You can set system properties and environment variables for your app in the deployment descriptor.
App Engine sets the following system properties when it initializes the JVM on an app server:
file.separator
path.separator
line.separator
java.version
java.vendor
java.vendor.url
java.class.version
java.specification.version
java.specification.vendor
java.specification.name
java.vm.vendor
java.vm.name
java.vm.specification.version
java.vm.specification.vendor
java.vm.specification.name
user.dir
Quotas and Limits
Each incoming request to the application counts toward the Requests quota.
Data received as part of a request counts toward the Incoming Bandwidth (billable) quota. Data sent in response to a request counts toward the Outgoing Bandwidth (billable) quota.
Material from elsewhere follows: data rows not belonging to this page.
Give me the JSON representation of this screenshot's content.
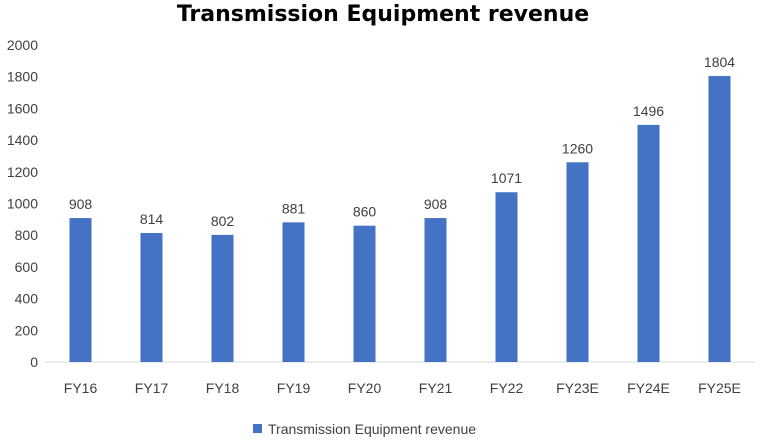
{
  "chart_data": {
    "type": "bar",
    "title": "Transmission Equipment revenue",
    "categories": [
      "FY16",
      "FY17",
      "FY18",
      "FY19",
      "FY20",
      "FY21",
      "FY22",
      "FY23E",
      "FY24E",
      "FY25E"
    ],
    "series": [
      {
        "name": "Transmission Equipment revenue",
        "values": [
          908,
          814,
          802,
          881,
          860,
          908,
          1071,
          1260,
          1496,
          1804
        ],
        "color": "#4472C4"
      }
    ],
    "ylim": [
      0,
      2000
    ],
    "yticks": [
      "0",
      "200",
      "400",
      "600",
      "800",
      "1000",
      "1200",
      "1400",
      "1600",
      "1800",
      "2000"
    ],
    "grid": false,
    "legend_position": "bottom"
  }
}
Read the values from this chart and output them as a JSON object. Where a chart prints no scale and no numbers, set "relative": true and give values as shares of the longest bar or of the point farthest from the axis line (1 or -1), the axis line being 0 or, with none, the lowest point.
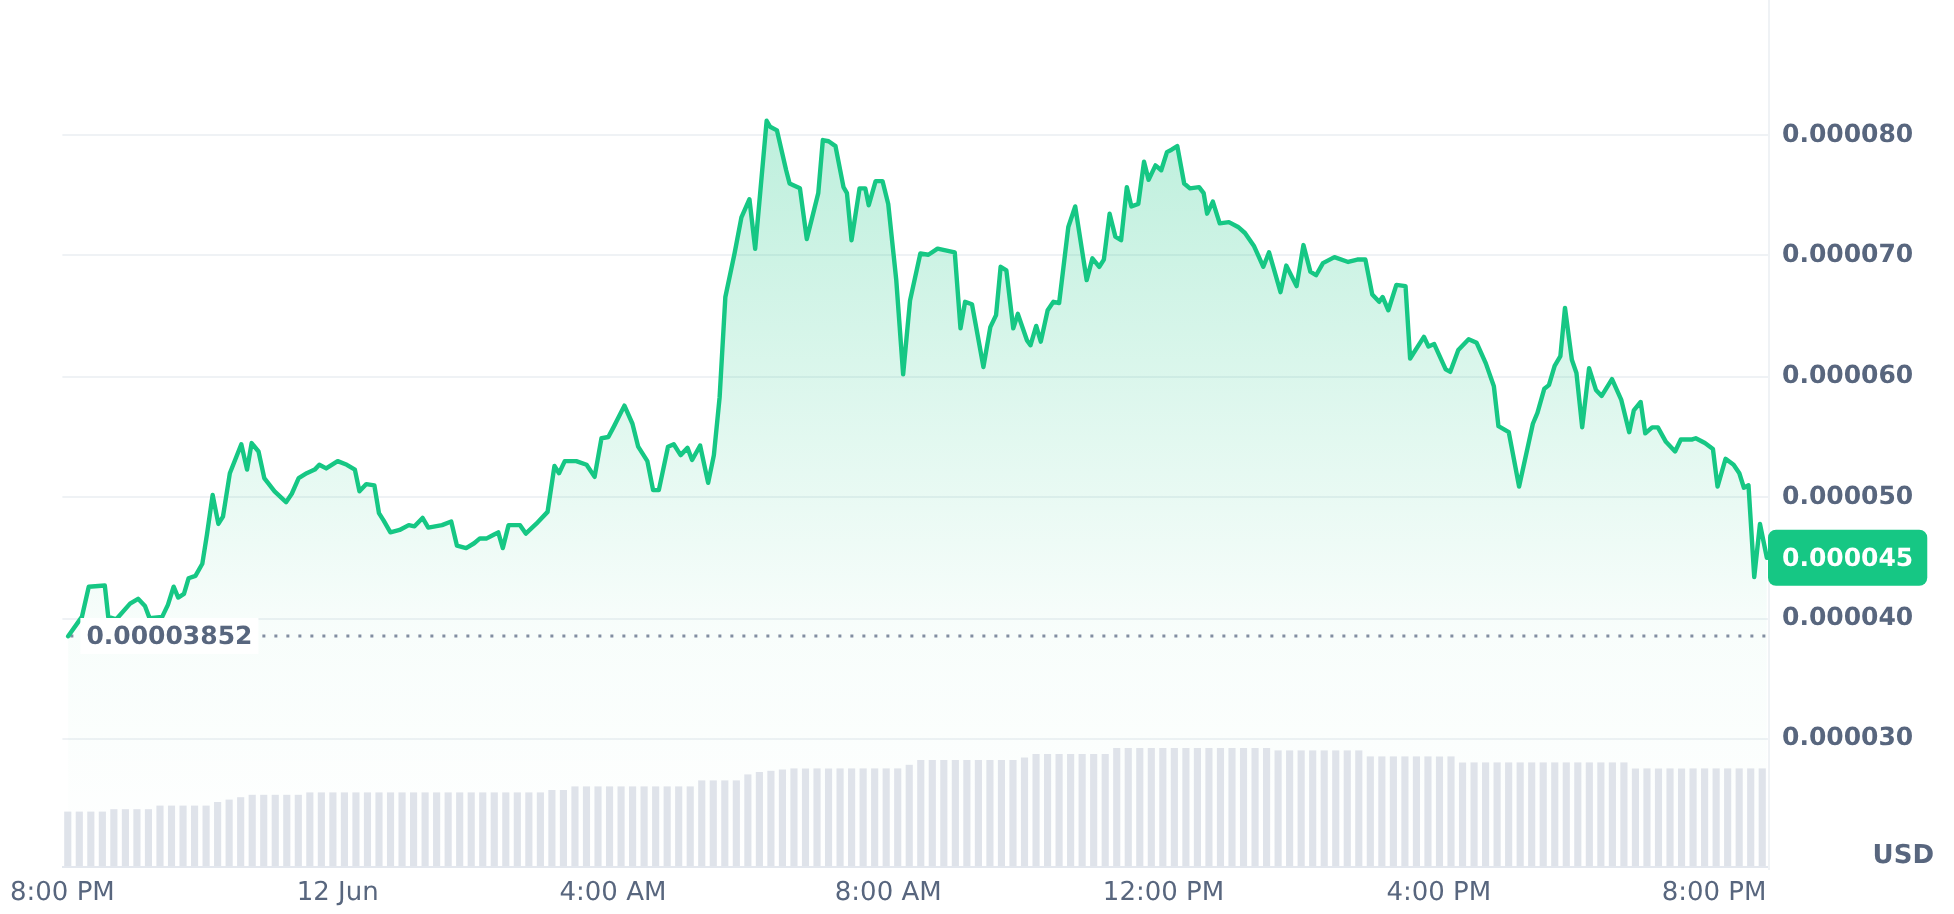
{
  "chart_data": [
    {
      "type": "area",
      "color": "#16c784",
      "marker": "none",
      "line_style": "solid",
      "grid": "y",
      "ylabel": "USD",
      "xlim": [
        "--06-11T20:00",
        "--06-12T20:47"
      ],
      "xticks": [
        {
          "value": "--06-11T20:00",
          "label": "8:00 PM"
        },
        {
          "value": "--06-12T00:00",
          "label": "12 Jun"
        },
        {
          "value": "--06-12T04:00",
          "label": "4:00 AM"
        },
        {
          "value": "--06-12T08:00",
          "label": "8:00 AM"
        },
        {
          "value": "--06-12T12:00",
          "label": "12:00 PM"
        },
        {
          "value": "--06-12T16:00",
          "label": "4:00 PM"
        },
        {
          "value": "--06-12T20:00",
          "label": "8:00 PM"
        }
      ],
      "ylim": [
        1.93e-05,
        9.12e-05
      ],
      "yticks": [
        {
          "value": 3e-05,
          "label": "0.000030"
        },
        {
          "value": 4e-05,
          "label": "0.000040"
        },
        {
          "value": 5e-05,
          "label": "0.000050"
        },
        {
          "value": 6e-05,
          "label": "0.000060"
        },
        {
          "value": 7e-05,
          "label": "0.000070"
        },
        {
          "value": 8e-05,
          "label": "0.000080"
        }
      ],
      "x": [
        "--06-11T20:05",
        "--06-11T20:17",
        "--06-11T20:23",
        "--06-11T20:37",
        "--06-11T20:40",
        "--06-11T20:47",
        "--06-11T20:59",
        "--06-11T21:06",
        "--06-11T21:12",
        "--06-11T21:16",
        "--06-11T21:27",
        "--06-11T21:32",
        "--06-11T21:37",
        "--06-11T21:41",
        "--06-11T21:46",
        "--06-11T21:50",
        "--06-11T21:56",
        "--06-11T22:02",
        "--06-11T22:06",
        "--06-11T22:11",
        "--06-11T22:16",
        "--06-11T22:20",
        "--06-11T22:26",
        "--06-11T22:31",
        "--06-11T22:36",
        "--06-11T22:41",
        "--06-11T22:45",
        "--06-11T22:51",
        "--06-11T22:56",
        "--06-11T23:05",
        "--06-11T23:15",
        "--06-11T23:20",
        "--06-11T23:26",
        "--06-11T23:33",
        "--06-11T23:40",
        "--06-11T23:44",
        "--06-11T23:50",
        "--06-12T00:00",
        "--06-12T00:08",
        "--06-12T00:15",
        "--06-12T00:19",
        "--06-12T00:25",
        "--06-12T00:32",
        "--06-12T00:36",
        "--06-12T00:40",
        "--06-12T00:46",
        "--06-12T00:54",
        "--06-12T01:02",
        "--06-12T01:07",
        "--06-12T01:14",
        "--06-12T01:19",
        "--06-12T01:31",
        "--06-12T01:39",
        "--06-12T01:44",
        "--06-12T01:52",
        "--06-12T01:59",
        "--06-12T02:04",
        "--06-12T02:10",
        "--06-12T02:16",
        "--06-12T02:20",
        "--06-12T02:24",
        "--06-12T02:29",
        "--06-12T02:39",
        "--06-12T02:44",
        "--06-12T02:53",
        "--06-12T03:03",
        "--06-12T03:09",
        "--06-12T03:13",
        "--06-12T03:18",
        "--06-12T03:28",
        "--06-12T03:37",
        "--06-12T03:44",
        "--06-12T03:50",
        "--06-12T03:56",
        "--06-12T04:01",
        "--06-12T04:10",
        "--06-12T04:17",
        "--06-12T04:22",
        "--06-12T04:30",
        "--06-12T04:35",
        "--06-12T04:40",
        "--06-12T04:48",
        "--06-12T04:53",
        "--06-12T04:59",
        "--06-12T05:05",
        "--06-12T05:09",
        "--06-12T05:16",
        "--06-12T05:23",
        "--06-12T05:28",
        "--06-12T05:33",
        "--06-12T05:38",
        "--06-12T05:46",
        "--06-12T05:52",
        "--06-12T05:59",
        "--06-12T06:04",
        "--06-12T06:14",
        "--06-12T06:17",
        "--06-12T06:23",
        "--06-12T06:31",
        "--06-12T06:34",
        "--06-12T06:43",
        "--06-12T06:49",
        "--06-12T06:59",
        "--06-12T07:03",
        "--06-12T07:08",
        "--06-12T07:14",
        "--06-12T07:21",
        "--06-12T07:24",
        "--06-12T07:28",
        "--06-12T07:35",
        "--06-12T07:40",
        "--06-12T07:43",
        "--06-12T07:49",
        "--06-12T07:55",
        "--06-12T08:00",
        "--06-12T08:07",
        "--06-12T08:13",
        "--06-12T08:19",
        "--06-12T08:28",
        "--06-12T08:35",
        "--06-12T08:43",
        "--06-12T08:58",
        "--06-12T09:03",
        "--06-12T09:07",
        "--06-12T09:13",
        "--06-12T09:23",
        "--06-12T09:29",
        "--06-12T09:34",
        "--06-12T09:38",
        "--06-12T09:43",
        "--06-12T09:49",
        "--06-12T09:53",
        "--06-12T10:01",
        "--06-12T10:04",
        "--06-12T10:09",
        "--06-12T10:13",
        "--06-12T10:19",
        "--06-12T10:24",
        "--06-12T10:29",
        "--06-12T10:37",
        "--06-12T10:43",
        "--06-12T10:53",
        "--06-12T10:58",
        "--06-12T11:04",
        "--06-12T11:08",
        "--06-12T11:13",
        "--06-12T11:18",
        "--06-12T11:23",
        "--06-12T11:28",
        "--06-12T11:32",
        "--06-12T11:38",
        "--06-12T11:43",
        "--06-12T11:47",
        "--06-12T11:53",
        "--06-12T11:58",
        "--06-12T12:03",
        "--06-12T12:07",
        "--06-12T12:12",
        "--06-12T12:18",
        "--06-12T12:23",
        "--06-12T12:31",
        "--06-12T12:35",
        "--06-12T12:38",
        "--06-12T12:43",
        "--06-12T12:49",
        "--06-12T12:57",
        "--06-12T13:05",
        "--06-12T13:11",
        "--06-12T13:19",
        "--06-12T13:27",
        "--06-12T13:32",
        "--06-12T13:42",
        "--06-12T13:47",
        "--06-12T13:56",
        "--06-12T14:02",
        "--06-12T14:08",
        "--06-12T14:13",
        "--06-12T14:19",
        "--06-12T14:29",
        "--06-12T14:41",
        "--06-12T14:49",
        "--06-12T14:56",
        "--06-12T15:02",
        "--06-12T15:08",
        "--06-12T15:11",
        "--06-12T15:16",
        "--06-12T15:23",
        "--06-12T15:31",
        "--06-12T15:35",
        "--06-12T15:47",
        "--06-12T15:51",
        "--06-12T15:56",
        "--06-12T16:06",
        "--06-12T16:10",
        "--06-12T16:17",
        "--06-12T16:26",
        "--06-12T16:33",
        "--06-12T16:41",
        "--06-12T16:48",
        "--06-12T16:52",
        "--06-12T17:01",
        "--06-12T17:10",
        "--06-12T17:22",
        "--06-12T17:26",
        "--06-12T17:32",
        "--06-12T17:36",
        "--06-12T17:41",
        "--06-12T17:46",
        "--06-12T17:50",
        "--06-12T17:56",
        "--06-12T18:00",
        "--06-12T18:05",
        "--06-12T18:11",
        "--06-12T18:17",
        "--06-12T18:22",
        "--06-12T18:31",
        "--06-12T18:39",
        "--06-12T18:46",
        "--06-12T18:50",
        "--06-12T18:56",
        "--06-12T19:00",
        "--06-12T19:06",
        "--06-12T19:11",
        "--06-12T19:18",
        "--06-12T19:26",
        "--06-12T19:31",
        "--06-12T19:41",
        "--06-12T19:44",
        "--06-12T19:52",
        "--06-12T19:59",
        "--06-12T20:03",
        "--06-12T20:10",
        "--06-12T20:17",
        "--06-12T20:22",
        "--06-12T20:26",
        "--06-12T20:30",
        "--06-12T20:35",
        "--06-12T20:40",
        "--06-12T20:46"
      ],
      "values": [
        3.85e-05,
        4.01e-05,
        4.26e-05,
        4.27e-05,
        4.01e-05,
        3.99e-05,
        4.12e-05,
        4.16e-05,
        4.1e-05,
        4e-05,
        4.01e-05,
        4.11e-05,
        4.26e-05,
        4.17e-05,
        4.2e-05,
        4.33e-05,
        4.35e-05,
        4.45e-05,
        4.69e-05,
        5.02e-05,
        4.78e-05,
        4.84e-05,
        5.2e-05,
        5.32e-05,
        5.44e-05,
        5.23e-05,
        5.45e-05,
        5.38e-05,
        5.16e-05,
        5.05e-05,
        4.96e-05,
        5.03e-05,
        5.16e-05,
        5.2e-05,
        5.23e-05,
        5.27e-05,
        5.24e-05,
        5.3e-05,
        5.27e-05,
        5.23e-05,
        5.05e-05,
        5.11e-05,
        5.1e-05,
        4.87e-05,
        4.81e-05,
        4.71e-05,
        4.73e-05,
        4.77e-05,
        4.76e-05,
        4.83e-05,
        4.75e-05,
        4.77e-05,
        4.8e-05,
        4.6e-05,
        4.58e-05,
        4.62e-05,
        4.66e-05,
        4.66e-05,
        4.69e-05,
        4.71e-05,
        4.58e-05,
        4.77e-05,
        4.77e-05,
        4.7e-05,
        4.78e-05,
        4.88e-05,
        5.26e-05,
        5.2e-05,
        5.3e-05,
        5.3e-05,
        5.27e-05,
        5.17e-05,
        5.49e-05,
        5.5e-05,
        5.59e-05,
        5.76e-05,
        5.61e-05,
        5.42e-05,
        5.3e-05,
        5.06e-05,
        5.06e-05,
        5.42e-05,
        5.44e-05,
        5.35e-05,
        5.41e-05,
        5.31e-05,
        5.43e-05,
        5.12e-05,
        5.35e-05,
        5.83e-05,
        6.66e-05,
        7.02e-05,
        7.32e-05,
        7.47e-05,
        7.06e-05,
        8.12e-05,
        8.07e-05,
        8.04e-05,
        7.71e-05,
        7.6e-05,
        7.56e-05,
        7.14e-05,
        7.52e-05,
        7.96e-05,
        7.95e-05,
        7.91e-05,
        7.57e-05,
        7.52e-05,
        7.13e-05,
        7.56e-05,
        7.56e-05,
        7.42e-05,
        7.62e-05,
        7.62e-05,
        7.43e-05,
        6.8e-05,
        6.02e-05,
        6.63e-05,
        7.02e-05,
        7.01e-05,
        7.06e-05,
        7.03e-05,
        6.4e-05,
        6.62e-05,
        6.6e-05,
        6.08e-05,
        6.41e-05,
        6.51e-05,
        6.91e-05,
        6.88e-05,
        6.4e-05,
        6.52e-05,
        6.3e-05,
        6.26e-05,
        6.42e-05,
        6.29e-05,
        6.55e-05,
        6.62e-05,
        6.61e-05,
        7.24e-05,
        7.41e-05,
        6.8e-05,
        6.98e-05,
        6.91e-05,
        6.97e-05,
        7.35e-05,
        7.16e-05,
        7.13e-05,
        7.57e-05,
        7.41e-05,
        7.43e-05,
        7.78e-05,
        7.63e-05,
        7.75e-05,
        7.71e-05,
        7.86e-05,
        7.88e-05,
        7.91e-05,
        7.6e-05,
        7.56e-05,
        7.57e-05,
        7.52e-05,
        7.35e-05,
        7.45e-05,
        7.27e-05,
        7.28e-05,
        7.24e-05,
        7.19e-05,
        7.08e-05,
        6.91e-05,
        7.03e-05,
        6.7e-05,
        6.92e-05,
        6.75e-05,
        7.09e-05,
        6.87e-05,
        6.84e-05,
        6.94e-05,
        6.99e-05,
        6.95e-05,
        6.97e-05,
        6.97e-05,
        6.68e-05,
        6.62e-05,
        6.66e-05,
        6.55e-05,
        6.76e-05,
        6.75e-05,
        6.15e-05,
        6.33e-05,
        6.25e-05,
        6.27e-05,
        6.06e-05,
        6.04e-05,
        6.22e-05,
        6.31e-05,
        6.28e-05,
        6.11e-05,
        5.92e-05,
        5.59e-05,
        5.54e-05,
        5.09e-05,
        5.61e-05,
        5.7e-05,
        5.9e-05,
        5.93e-05,
        6.09e-05,
        6.17e-05,
        6.57e-05,
        6.14e-05,
        6.03e-05,
        5.58e-05,
        6.07e-05,
        5.89e-05,
        5.84e-05,
        5.98e-05,
        5.81e-05,
        5.54e-05,
        5.72e-05,
        5.79e-05,
        5.53e-05,
        5.58e-05,
        5.58e-05,
        5.46e-05,
        5.38e-05,
        5.48e-05,
        5.48e-05,
        5.49e-05,
        5.45e-05,
        5.4e-05,
        5.09e-05,
        5.32e-05,
        5.27e-05,
        5.2e-05,
        5.08e-05,
        5.1e-05,
        4.34e-05,
        4.78e-05,
        4.5e-05
      ],
      "ref_lines": [
        {
          "axis": "y",
          "value": 3.852e-05,
          "label": "0.00003852",
          "color": "#858ca2",
          "line_style": "dotted"
        }
      ],
      "annotations": [
        {
          "text": "0.000045",
          "x": "--06-12T20:46",
          "y": 4.5e-05
        }
      ]
    },
    {
      "type": "bar",
      "relative": true,
      "color": "#dfe3ea",
      "tick_labels": false,
      "categories": [
        null,
        null,
        null,
        null,
        null,
        null,
        null,
        null,
        null,
        null,
        null,
        null,
        null,
        null,
        null,
        null,
        null,
        null,
        null,
        null,
        null,
        null,
        null,
        null,
        null,
        null,
        null,
        null,
        null,
        null,
        null,
        null,
        null,
        null,
        null,
        null,
        null,
        null,
        null,
        null,
        null,
        null,
        null,
        null,
        null,
        null,
        null,
        null,
        null,
        null,
        null,
        null,
        null,
        null,
        null,
        null,
        null,
        null,
        null,
        null,
        null,
        null,
        null,
        null,
        null,
        null,
        null,
        null,
        null,
        null,
        null,
        null,
        null,
        null,
        null,
        null,
        null,
        null,
        null,
        null,
        null,
        null,
        null,
        null,
        null,
        null,
        null,
        null,
        null,
        null,
        null,
        null,
        null,
        null,
        null,
        null,
        null,
        null,
        null,
        null,
        null,
        null,
        null,
        null,
        null,
        null,
        null,
        null,
        null,
        null,
        null,
        null,
        null,
        null,
        null,
        null,
        null,
        null,
        null,
        null,
        null,
        null,
        null,
        null,
        null,
        null,
        null,
        null,
        null,
        null,
        null,
        null,
        null,
        null,
        null,
        null,
        null,
        null,
        null,
        null,
        null,
        null,
        null,
        null,
        null,
        null,
        null,
        null
      ],
      "values": [
        0.47,
        0.47,
        0.47,
        0.47,
        0.49,
        0.49,
        0.49,
        0.49,
        0.52,
        0.52,
        0.52,
        0.52,
        0.52,
        0.55,
        0.57,
        0.59,
        0.61,
        0.61,
        0.61,
        0.61,
        0.61,
        0.63,
        0.63,
        0.63,
        0.63,
        0.63,
        0.63,
        0.63,
        0.63,
        0.63,
        0.63,
        0.63,
        0.63,
        0.63,
        0.63,
        0.63,
        0.63,
        0.63,
        0.63,
        0.63,
        0.63,
        0.63,
        0.65,
        0.65,
        0.68,
        0.68,
        0.68,
        0.68,
        0.68,
        0.68,
        0.68,
        0.68,
        0.68,
        0.68,
        0.68,
        0.73,
        0.73,
        0.73,
        0.73,
        0.78,
        0.8,
        0.81,
        0.82,
        0.83,
        0.83,
        0.83,
        0.83,
        0.83,
        0.83,
        0.83,
        0.83,
        0.83,
        0.83,
        0.86,
        0.9,
        0.9,
        0.9,
        0.9,
        0.9,
        0.9,
        0.9,
        0.9,
        0.9,
        0.92,
        0.95,
        0.95,
        0.95,
        0.95,
        0.95,
        0.95,
        0.95,
        1,
        1,
        1,
        1,
        1,
        1,
        1,
        1,
        1,
        1,
        1,
        1,
        1,
        1,
        0.98,
        0.98,
        0.98,
        0.98,
        0.98,
        0.98,
        0.98,
        0.98,
        0.93,
        0.93,
        0.93,
        0.93,
        0.93,
        0.93,
        0.93,
        0.93,
        0.88,
        0.88,
        0.88,
        0.88,
        0.88,
        0.88,
        0.88,
        0.88,
        0.88,
        0.88,
        0.88,
        0.88,
        0.88,
        0.88,
        0.88,
        0.83,
        0.83,
        0.83,
        0.83,
        0.83,
        0.83,
        0.83,
        0.83,
        0.83,
        0.83,
        0.83,
        0.83
      ]
    }
  ]
}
Both HTTP and HTTPS (secure) requests count toward the Requests, Incoming Bandwidth (billable) and Outgoing Bandwidth (billable) quotas. The Quota Details page of the Admin Console also reports Secure Requests, Secure Incoming Bandwidth and Secure Outgoing Bandwidth as separate values for informational purposes. Only HTTPS requests count toward these values.
CPU processing time spent executing a request handler counts toward the CPU Time (billable) quota.
For more information on quotas, see Quotas, and the "Quota Details" section of the Admin Console.
In addition to quotas, the following limits apply to request handlers:
Limit | Amount |
---|---|
request size | 10 megabytes |
response size | 10 megabytes |
request duration | 30 seconds |
simultaneous dynamic requests | 30 |
maximum total number of files (app files and static files) | 3,000 |
maximum size of an application file | 10 megabytes |
maximum size of a static file | 10 megabytes |
maximum total size of all application and static files | 150 megabytes |
* An application can process around 30 active dynamic requests simultaneously. This means that an application whose average server-side request processing time is 75 milliseconds can serve up to (1000 ms/second / 75 ms/request) * 30 = 400 requests/second without incurring any additional latency. Applications that are heavily CPU-bound may incur some additional latency in long-running requests in order to make room for other apps sharing the same servers. Requests for static files are not affected by this limit.
If your application is making efficient use of resources and traffic is about to exceed your expected maximum queries per second, you can request that the simultaneous dynamic request limit be raised. App Engine can scale far beyond 30 simultaneous requests; this default limit is in place to prevent a poorly performing or malicious app from hoarding resources.